I was ready to celebrate!! For me this was perfection... Split one of those puppies open, pour some of the gravy goodness on it and call it a day but this was not the case for Barry. He is an eggs with every breakfast kind of guy. He grew up with back yard chickens and they laid enough eggs to feed an army. Which was a great thing because my mother-in-law ended up with three sons who are all over 6'4" and love to eat! She is a great fried egg maker but my favorite of hers is quiche. She made 3 fantastic quiches for my bridal shower a couple of years ago and they were the hit of the party.

Barry loves a sunny side up, runny yolk egg.

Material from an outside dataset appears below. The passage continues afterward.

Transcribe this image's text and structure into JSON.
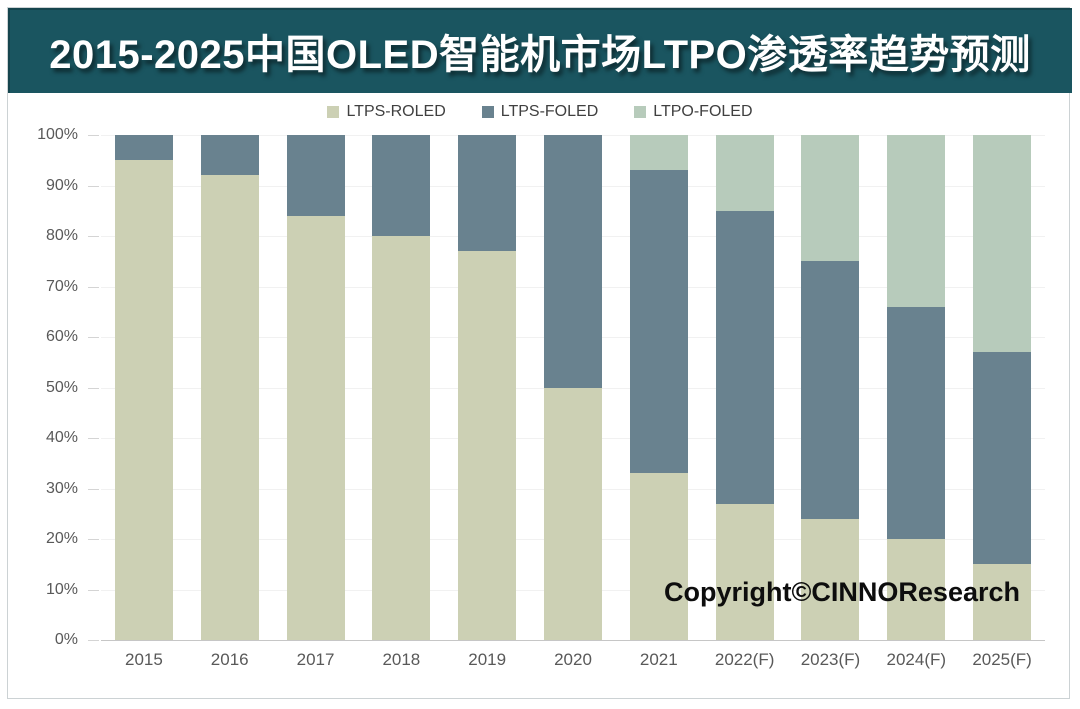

He also loves to have those slimy little suckers piled on top of his biscuits and gravy. Thereby, ruining the posterity of the biscuits and gravy in my opinion, but I'm just the cook and I will give people what they want. For me, the easiest way to cook a sunny side up egg, is to use a non-stick pan, spray it with a little Pam and cook on medium-low with a lid over them until the whites are just cooked through.

These are not done enough.
The final plate can be seen below. As you can see the membrane on the egg on the left had just started to turn white. That's when I know the eggs are done. This was a pretty high calorie breakfast but we ended up being able to work in the yard non-stop for about 6 hours thanks to the carb, protein and fat in our southern delight breakfast. If only I could get him to eat grits... maybe next weekend.


  1. This looks like a must-try. And your mom's brownies ARE the best!

  2. Nice work and I am impressed with the square biscuits...never would have thought of that but it makes great sense :) Love you, Mom2

  3. Cheating the pastry cutter: grate frozen butter or if you don't think that far ahead like me, grated refrigerated butter and put it in the freezer while you measure out everything else! Messing with the fork will take no time! So, the colder you butter and milk (or buttermilk) and the less you work with the dough, the fluffier your biscuits will be!!